Two full seasons of “Rick vs. Negan” drudgery and all we get as the big payoff is an abortive firefight and a fistfight that didn’t end with either man (i.e. Negan) dead? Good lord, what a stinker. Normally you can count on the season finale for three things: A major casualty, an above-average battle, and closure to some narrative arc. Last night we got one out of three plus a tangle of loose ends and unanswered questions. Why did Eugene sabotage the Saviors’ bullets after serving Negan faithfully for so long? One two-minute lecture from Rosita in the last episode about doing something meaningful with his life couldn’t have had that much influence over him, especially when she was trying to kidnap him at the time. What was the point of those scenes with Aaron and the Oceansiders all season long? They showed up at the Hilltop last night and threw some firebombs at the Saviors, but that was their entire contribution to the episode. All those screentime minutes just for that 15-second scene in the finale?
Whatever happened to that helicopter from the junkyard a few episodes ago?
The writing was so, so weak. How many different players had an embarrassingly clunky monologue? Rick had two; Ezekiel had one; and Negan had that excruciating Bond-villain-style “my master plan is about to vanquish the hero and surely nothing can go wrong” disquisition right before the Saviors’ guns blew up. He spent the episode inexplicably sparing people he had every reason to kill, too. He didn’t kill Dwight, I guess, because Dwight had to be made to witness the Grimes gang’s ultimate defeat. Same for Gabriel despite his escape attempt. I nearly turned it off, though, when he gave Rick 10 seconds to make the Carl pitch for peace to him when he could have bashed his head in then and there. Mike Myers satirized the gimmick of the villain inexplicably giving the hero time to collect himself and wriggle out of trouble 20 years ago in “Austin Powers” yet TWD is still doing it earnestly today. Even the Saviors’ failed ambush was painfully corny. What kind of military leader leads the enemy into a trap and then insists on holding fire so that he can announce himself and trash talk on a bullhorn first? You can hear almost Scott Evil’s voice: Why don’t you just shoot them?
It was pulp. And not good pulp like Romero-era zombie movies, either. It was embarrassingly cliched bad-action-movie pulp. Even that might have been forgiven had the actors sold you on it, but with the exception of the always game Lennie James (who’s now off to another show) and poor Lauren Cohan, forced to shriek like a lunatic after Negan was spared, the whole thing felt phoned in despite the fact that it was the climax of a massively hyped multi-year plot line. Did the cast and crew get as bored with the Saviors by the end as the audience was?

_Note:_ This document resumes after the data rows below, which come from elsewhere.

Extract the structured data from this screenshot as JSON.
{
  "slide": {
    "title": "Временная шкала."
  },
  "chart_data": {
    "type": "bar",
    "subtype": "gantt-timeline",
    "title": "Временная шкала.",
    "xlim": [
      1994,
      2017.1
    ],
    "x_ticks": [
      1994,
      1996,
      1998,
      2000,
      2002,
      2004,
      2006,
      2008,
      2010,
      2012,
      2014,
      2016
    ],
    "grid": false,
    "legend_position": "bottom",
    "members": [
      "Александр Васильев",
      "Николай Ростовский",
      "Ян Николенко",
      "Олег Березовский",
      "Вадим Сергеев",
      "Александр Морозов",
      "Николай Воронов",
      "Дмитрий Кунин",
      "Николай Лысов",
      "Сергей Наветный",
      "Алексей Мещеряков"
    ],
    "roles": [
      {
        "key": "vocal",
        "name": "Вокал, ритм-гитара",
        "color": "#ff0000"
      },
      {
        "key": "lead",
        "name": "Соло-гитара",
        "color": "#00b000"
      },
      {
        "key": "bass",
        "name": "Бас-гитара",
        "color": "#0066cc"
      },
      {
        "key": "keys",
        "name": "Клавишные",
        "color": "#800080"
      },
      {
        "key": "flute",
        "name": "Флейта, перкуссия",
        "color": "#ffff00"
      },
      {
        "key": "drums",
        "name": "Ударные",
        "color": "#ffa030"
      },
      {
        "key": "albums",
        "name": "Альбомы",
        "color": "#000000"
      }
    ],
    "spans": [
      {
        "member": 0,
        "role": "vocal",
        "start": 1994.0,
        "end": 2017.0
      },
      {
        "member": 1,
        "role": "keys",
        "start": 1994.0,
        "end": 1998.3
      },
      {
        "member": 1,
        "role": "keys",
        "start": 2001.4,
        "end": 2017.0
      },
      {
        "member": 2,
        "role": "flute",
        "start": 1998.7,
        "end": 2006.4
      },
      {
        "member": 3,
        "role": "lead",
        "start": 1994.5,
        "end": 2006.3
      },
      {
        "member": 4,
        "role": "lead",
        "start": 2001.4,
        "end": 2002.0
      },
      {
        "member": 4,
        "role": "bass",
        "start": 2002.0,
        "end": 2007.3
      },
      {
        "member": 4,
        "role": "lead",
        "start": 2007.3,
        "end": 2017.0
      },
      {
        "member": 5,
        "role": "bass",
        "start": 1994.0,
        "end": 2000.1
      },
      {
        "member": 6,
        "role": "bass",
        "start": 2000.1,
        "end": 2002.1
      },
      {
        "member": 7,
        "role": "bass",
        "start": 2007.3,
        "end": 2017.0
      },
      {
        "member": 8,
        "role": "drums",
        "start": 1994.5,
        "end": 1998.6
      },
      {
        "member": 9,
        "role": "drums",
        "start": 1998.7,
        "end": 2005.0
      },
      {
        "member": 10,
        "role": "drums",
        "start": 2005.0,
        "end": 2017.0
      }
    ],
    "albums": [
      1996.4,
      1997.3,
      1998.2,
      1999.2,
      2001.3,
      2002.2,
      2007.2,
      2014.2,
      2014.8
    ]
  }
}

After about 65 minutes I was prepared to make this the final grumble thread, as even a masochist can take only so much. But Maggie scheming against Rick and Michonne reeled me back in, at least for a few episodes this fall. There were nonsensical elements to that too, of course. Why would Daryl and especially Jesus suddenly be gung ho to punish Rick and Michonne for sparing Negan? Daryl bears Negan a grudge for imprisoning him in the Sanctuary but he and Rick are practically brothers. The solution to his problem with Rick is to sneak into the infirmary and murder Negan, not turn on Rick, let alone Michonne, over it. Jesus is an even stranger participant since he was the guy who spent most of the season urging Maggie not to murder the Savior prisoners and then spent most of last night urging Morgan not to murder living combatants. Now he’s ready to exile Rick and Michonne, if not kill them, for not tearing Negan apart. Makes no sense. But the idea of sweet farmgirl Maggie Rhee turning into a vengeful, ruthless mini-dictator is attractive, and when you add the prospect of civil war with Rick, it’s irresistible. The show’s biggest dramatic failing is that its characters never seem to develop. At best they run in circles like Rick does, forever oscillating between mercy and wrath. Looks like we’re about to get some major development with Maggie, though, and a civil-war arc that probably should have happened five years ago. Better late than never?
I’ll give them to Thanksgiving to bring me back into the fold. Or Christmas. Maybe Valentine’s Day. The show has to be headed somewhere creative eventually, if only by sheer accident. I live in terror that the week I finally give up on it will be the week it finally starts getting good. (He said to himself in 2025.) Exit quotation from IndieWire, describing Rick slashing Negan’s throat: “Don’t worry, though! It was one of those super-precise minor throat slashings that can be stitched up by a med student in the middle of a field.”